Um die Dinge ins rechte Licht zu rücken: Der größte Cyber-Angriff Großbritanniens auf sein Gesundheitssystem geschah nur aufgrund eines Windows-Exploits, den die NSA fand.
Diese Art von Exploits und Sicherheitslücken laden Gefahren zu unseren Türen ein, geben Hackern eine neue Angriffsmöglichkeit und erleichtern ihre Arbeit. Australien tut genau das, und sie sagen, es sei für den Kampf gegen Cyber-Kriminalität. Die Ironie ist hier geradezu greifbar, könnte sie doch zu einem tatsächlichen Anstieg digitaler Angriffe führen.
Was passiert mit Technologiefirmen, die sich weigern, sich daran zu halten? Im besten Fall wird die Weigerung, die Richtlinien einzuhalten, mit hohen Geldbußen geahndet.
Dies hat einige Leute dazu veranlasst, zu sagen, dass die Technologiefirmen, die bereits eine negative Haltung gegenüber der Initiative gezeigt haben, sich vom australischen Markt zurückziehen könnten. Dies könnte sehr wohl zu einer schwindenden Wirtschaftslage führen.
Auch wenn sich einige Unternehmen dafür entscheiden, einen Schritt zurückzutreten, hält sich die überwiegende Mehrheit aus einem bestimmten Grund an die Anti-Verschlüsselungsgesetze. Nämlich, dass die Benutzer keine Ahnung haben, wann und sogar ob auf ihre Kommunikation zugegriffen wird.
Niemand wird uns etwas sagen, so viel war bereits bekannt, als das Gesetz erstmals formuliert wurde. Die ganze Idee dahinter war, die Kontrolle über den Informationsaustausch zu erlangen, vermutlich um Cyberkriminellen einen Schritt voraus zu sein.
Diese Initiative ist überhaupt nicht gut, nicht einmal auf dem Papier. Sollen die Menschen mit der ständigen Angst leben, dass ihre Kommunikation überwacht wird, ohne zu wissen, wann jemand zuschaut? Es klingt Orwells 1984 schrecklich ähnlich, da dies die Düsternis einer mächtigen Gedankenpolizei ist.

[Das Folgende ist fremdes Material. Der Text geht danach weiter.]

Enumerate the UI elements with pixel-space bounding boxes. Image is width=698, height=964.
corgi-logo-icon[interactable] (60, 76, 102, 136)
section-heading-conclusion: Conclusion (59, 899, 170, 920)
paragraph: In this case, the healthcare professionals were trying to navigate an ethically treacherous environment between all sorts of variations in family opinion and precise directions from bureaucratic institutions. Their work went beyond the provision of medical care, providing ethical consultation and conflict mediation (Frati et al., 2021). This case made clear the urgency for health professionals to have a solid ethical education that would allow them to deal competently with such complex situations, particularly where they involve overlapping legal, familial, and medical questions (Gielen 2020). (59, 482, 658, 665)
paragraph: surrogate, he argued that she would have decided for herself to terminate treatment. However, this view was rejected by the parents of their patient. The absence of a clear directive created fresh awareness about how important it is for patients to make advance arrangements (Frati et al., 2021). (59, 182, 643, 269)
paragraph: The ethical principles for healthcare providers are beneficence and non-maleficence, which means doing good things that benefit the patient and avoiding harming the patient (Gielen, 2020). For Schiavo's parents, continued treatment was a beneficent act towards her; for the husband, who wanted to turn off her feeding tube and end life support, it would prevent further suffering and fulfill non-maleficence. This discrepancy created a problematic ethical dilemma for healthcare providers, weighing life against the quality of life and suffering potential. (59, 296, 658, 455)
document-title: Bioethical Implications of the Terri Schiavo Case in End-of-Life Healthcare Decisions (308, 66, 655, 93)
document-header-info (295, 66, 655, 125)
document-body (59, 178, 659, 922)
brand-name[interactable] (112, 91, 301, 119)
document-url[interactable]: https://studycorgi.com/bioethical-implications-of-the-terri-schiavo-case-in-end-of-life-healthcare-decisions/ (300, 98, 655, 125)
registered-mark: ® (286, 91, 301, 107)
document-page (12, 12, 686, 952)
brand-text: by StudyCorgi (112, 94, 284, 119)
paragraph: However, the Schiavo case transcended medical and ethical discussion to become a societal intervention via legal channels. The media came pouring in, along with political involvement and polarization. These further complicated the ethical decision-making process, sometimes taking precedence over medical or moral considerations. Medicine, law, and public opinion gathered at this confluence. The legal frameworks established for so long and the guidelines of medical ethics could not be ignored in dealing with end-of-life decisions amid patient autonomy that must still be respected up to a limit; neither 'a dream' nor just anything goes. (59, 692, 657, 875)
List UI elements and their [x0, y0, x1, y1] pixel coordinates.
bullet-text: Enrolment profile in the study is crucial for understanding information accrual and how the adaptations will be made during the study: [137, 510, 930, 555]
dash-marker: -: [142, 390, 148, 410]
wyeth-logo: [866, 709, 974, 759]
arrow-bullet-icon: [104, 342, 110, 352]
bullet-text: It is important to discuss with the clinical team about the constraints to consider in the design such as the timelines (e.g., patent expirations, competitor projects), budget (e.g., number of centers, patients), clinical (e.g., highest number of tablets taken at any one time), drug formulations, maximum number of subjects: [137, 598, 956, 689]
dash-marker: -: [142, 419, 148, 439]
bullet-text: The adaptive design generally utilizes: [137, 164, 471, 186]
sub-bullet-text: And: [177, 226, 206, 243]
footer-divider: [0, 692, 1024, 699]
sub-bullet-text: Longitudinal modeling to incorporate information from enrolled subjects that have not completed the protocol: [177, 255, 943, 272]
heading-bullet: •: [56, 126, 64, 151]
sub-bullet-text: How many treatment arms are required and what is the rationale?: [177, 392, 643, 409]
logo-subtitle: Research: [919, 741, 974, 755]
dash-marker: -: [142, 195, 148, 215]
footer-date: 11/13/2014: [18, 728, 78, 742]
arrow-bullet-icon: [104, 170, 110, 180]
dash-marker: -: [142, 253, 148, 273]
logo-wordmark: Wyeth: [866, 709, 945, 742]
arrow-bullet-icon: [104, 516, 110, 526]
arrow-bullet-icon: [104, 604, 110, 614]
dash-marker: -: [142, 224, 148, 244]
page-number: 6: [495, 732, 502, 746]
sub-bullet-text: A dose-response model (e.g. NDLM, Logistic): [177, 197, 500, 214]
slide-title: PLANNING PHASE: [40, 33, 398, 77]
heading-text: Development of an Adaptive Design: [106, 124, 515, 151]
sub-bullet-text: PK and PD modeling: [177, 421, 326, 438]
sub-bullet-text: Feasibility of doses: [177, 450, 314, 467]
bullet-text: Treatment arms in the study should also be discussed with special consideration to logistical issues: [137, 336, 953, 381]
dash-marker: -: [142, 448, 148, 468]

In einem Interview sagte der Vorsitzende von Digital Rights Watch, Tim Singleton Norton, dass die Gesetzgebung „den Menschenrechten und den demokratischen Grundprinzipien widerspricht“, dass sie zur Lähmung der gesamten australischen Cybersicherheit führen würde.
Die zukünftigen Auswirkungen bleiben erst abzuwarten, wenn Regierungsbehörden beginnen, diese neu entdeckten Befugnisse zu nutzen. Ob Technologiefirmen Australien verlassen oder argumentieren werden, dass sie sich nicht dem australischen Gesetz unterwerfen, bleibt abzuwarten. In jedem Fall werden die Wellen dieser Entscheidung noch einige Zeit nachklingen, hoffentlich ohne ernsthafte Auswirkungen.
Zu diesem Anti-Verschlüsselungsgesetz werden Änderungen eingebracht und Debatten geführt werden, aber eines ist sicher – die allgemeine Idee ist, dass die australische Regierung auf die eine oder andere Weise anonymen Zugang zur privaten Kommunikation der Bürger erhalten wird.
Die Zündschnur für etwas, das anscheinend eine der vielen freiheitsverletzenden Bomben ist, die an unsere Türen geliefert wurden, hat gezündet.